Second, all conservative sectors of the political elite, including some sectors of the ‘Nueva Mayoría’, have been campaigning against the idea of the constitutional assembly by comparing it with the constitution-making processes carried out in Bolivia and Venezuela. In short, ‘Marca tu Voto’ has been accused of being a leftist movement that wants to transform Chile into a Chavez-like political project. These claims have been strongly contested with the obvious argument that a constitutional assembly is the most inclusive mechanism available to create a constitution that people can talk about as their own. All sectors, even those which oppose the assembly, must be represented in it.
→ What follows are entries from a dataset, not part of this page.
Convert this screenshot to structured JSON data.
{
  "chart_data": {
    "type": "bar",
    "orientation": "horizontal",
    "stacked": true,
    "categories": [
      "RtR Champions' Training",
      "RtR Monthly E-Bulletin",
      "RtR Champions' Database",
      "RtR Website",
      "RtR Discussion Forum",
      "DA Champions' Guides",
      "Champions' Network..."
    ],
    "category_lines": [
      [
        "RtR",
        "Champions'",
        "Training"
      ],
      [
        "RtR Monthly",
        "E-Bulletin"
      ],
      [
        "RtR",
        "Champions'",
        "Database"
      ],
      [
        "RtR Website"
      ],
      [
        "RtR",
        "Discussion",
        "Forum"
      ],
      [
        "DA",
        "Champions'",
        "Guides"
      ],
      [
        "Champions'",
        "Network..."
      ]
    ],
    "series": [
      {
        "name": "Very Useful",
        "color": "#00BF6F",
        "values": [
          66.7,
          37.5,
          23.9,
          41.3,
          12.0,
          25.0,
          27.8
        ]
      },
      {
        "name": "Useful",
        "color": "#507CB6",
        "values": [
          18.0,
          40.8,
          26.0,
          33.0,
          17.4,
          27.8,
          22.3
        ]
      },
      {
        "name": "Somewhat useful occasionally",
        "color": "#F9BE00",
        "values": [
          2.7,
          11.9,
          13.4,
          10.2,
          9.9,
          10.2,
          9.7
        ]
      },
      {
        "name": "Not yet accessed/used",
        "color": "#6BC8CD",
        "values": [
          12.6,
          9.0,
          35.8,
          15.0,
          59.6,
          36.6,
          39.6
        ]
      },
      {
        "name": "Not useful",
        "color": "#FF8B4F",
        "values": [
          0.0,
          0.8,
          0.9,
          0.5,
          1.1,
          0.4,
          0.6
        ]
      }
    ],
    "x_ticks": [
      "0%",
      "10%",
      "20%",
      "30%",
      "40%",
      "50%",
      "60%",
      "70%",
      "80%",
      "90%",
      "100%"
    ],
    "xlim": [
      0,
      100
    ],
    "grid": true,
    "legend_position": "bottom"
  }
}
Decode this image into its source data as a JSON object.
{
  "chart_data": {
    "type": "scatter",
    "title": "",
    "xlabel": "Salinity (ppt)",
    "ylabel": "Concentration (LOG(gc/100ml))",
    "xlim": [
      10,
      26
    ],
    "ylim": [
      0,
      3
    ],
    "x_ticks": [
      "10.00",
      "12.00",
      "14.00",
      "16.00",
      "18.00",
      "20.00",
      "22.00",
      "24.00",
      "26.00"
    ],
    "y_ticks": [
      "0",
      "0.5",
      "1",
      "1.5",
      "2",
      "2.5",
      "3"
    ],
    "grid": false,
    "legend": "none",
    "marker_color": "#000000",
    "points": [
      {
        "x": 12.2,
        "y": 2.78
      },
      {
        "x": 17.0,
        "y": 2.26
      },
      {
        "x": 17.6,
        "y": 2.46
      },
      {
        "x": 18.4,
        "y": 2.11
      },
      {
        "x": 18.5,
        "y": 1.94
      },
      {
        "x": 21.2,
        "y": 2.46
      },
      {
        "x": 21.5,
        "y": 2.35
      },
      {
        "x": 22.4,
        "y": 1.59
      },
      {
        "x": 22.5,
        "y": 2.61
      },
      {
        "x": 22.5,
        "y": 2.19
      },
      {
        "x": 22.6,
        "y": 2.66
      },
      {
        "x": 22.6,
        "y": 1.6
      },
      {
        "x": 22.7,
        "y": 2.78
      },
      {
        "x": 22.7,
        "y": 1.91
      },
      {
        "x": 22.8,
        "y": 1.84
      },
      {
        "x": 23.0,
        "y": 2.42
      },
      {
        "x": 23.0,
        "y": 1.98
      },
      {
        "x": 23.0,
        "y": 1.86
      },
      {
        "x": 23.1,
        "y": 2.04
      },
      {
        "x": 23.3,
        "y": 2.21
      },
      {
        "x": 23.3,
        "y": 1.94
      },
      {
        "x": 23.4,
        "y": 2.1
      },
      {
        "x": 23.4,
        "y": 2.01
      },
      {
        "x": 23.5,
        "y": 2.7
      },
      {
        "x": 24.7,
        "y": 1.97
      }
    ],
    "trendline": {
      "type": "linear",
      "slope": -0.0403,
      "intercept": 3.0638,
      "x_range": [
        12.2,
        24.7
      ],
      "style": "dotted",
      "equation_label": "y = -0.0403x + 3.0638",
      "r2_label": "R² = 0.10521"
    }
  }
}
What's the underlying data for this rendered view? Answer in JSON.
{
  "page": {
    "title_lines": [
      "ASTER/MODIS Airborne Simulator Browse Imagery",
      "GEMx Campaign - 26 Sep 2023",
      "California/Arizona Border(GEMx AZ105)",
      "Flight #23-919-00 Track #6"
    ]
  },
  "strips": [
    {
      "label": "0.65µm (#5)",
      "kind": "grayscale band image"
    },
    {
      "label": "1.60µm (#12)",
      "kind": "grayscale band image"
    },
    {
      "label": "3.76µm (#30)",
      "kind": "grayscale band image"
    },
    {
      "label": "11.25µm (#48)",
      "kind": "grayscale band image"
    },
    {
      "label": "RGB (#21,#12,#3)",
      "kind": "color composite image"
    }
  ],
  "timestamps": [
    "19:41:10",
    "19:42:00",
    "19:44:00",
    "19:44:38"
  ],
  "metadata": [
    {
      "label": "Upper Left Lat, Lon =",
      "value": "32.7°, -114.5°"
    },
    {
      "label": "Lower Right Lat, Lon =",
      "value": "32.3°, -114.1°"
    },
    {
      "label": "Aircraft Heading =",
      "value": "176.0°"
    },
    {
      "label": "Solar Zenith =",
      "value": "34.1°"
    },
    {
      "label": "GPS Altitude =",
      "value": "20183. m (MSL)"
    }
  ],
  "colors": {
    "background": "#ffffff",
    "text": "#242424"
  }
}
Third, even though it is legitimate and legal, the strategy of marking the ballot with ‘AC’ faces another problem: logistics. The implication of strategically using the presidential ballot to do something other than elect a president is that formal electoral institutions will be blind to those preferences. This presents a big challenge in terms of counting the votes marked ‘AC’ that will be ignored by officials, requiring an army of observers in each of the 35,000 ballot boxes in the country.
First round and ballotage
The results of the first round on November 17 marked a clear triumph for the constitutional change with just 25% of votes going to candidates against a new constitution. The ‘AC’ marks for a constitutional assembly were fewer and concentrated in wealthier and urban voting districts. The final count indicated that around 6% of the votes that volunteers were able to count were marked with ‘AC’, but they were able to count only 38% of the boxes across the country. All told, around 410,000 people marked the ballot, in what represents the biggest instance of political activism in Chile since the student protests of 2011.
The campaign has been relaunched for the run-off vote with more volunteers spreading awareness in the streets, in hope of greater support outwith the main cities. By December 15, both sets of votes will again be in. Even if the number of ballots marked with ‘AC’ is not the majority of the voters, this initiative will nevertheless contribute to establishing the possibility of constitutional reform and placing the idea of a constitutional assembly on the horizon of Chilean democracy for all to see.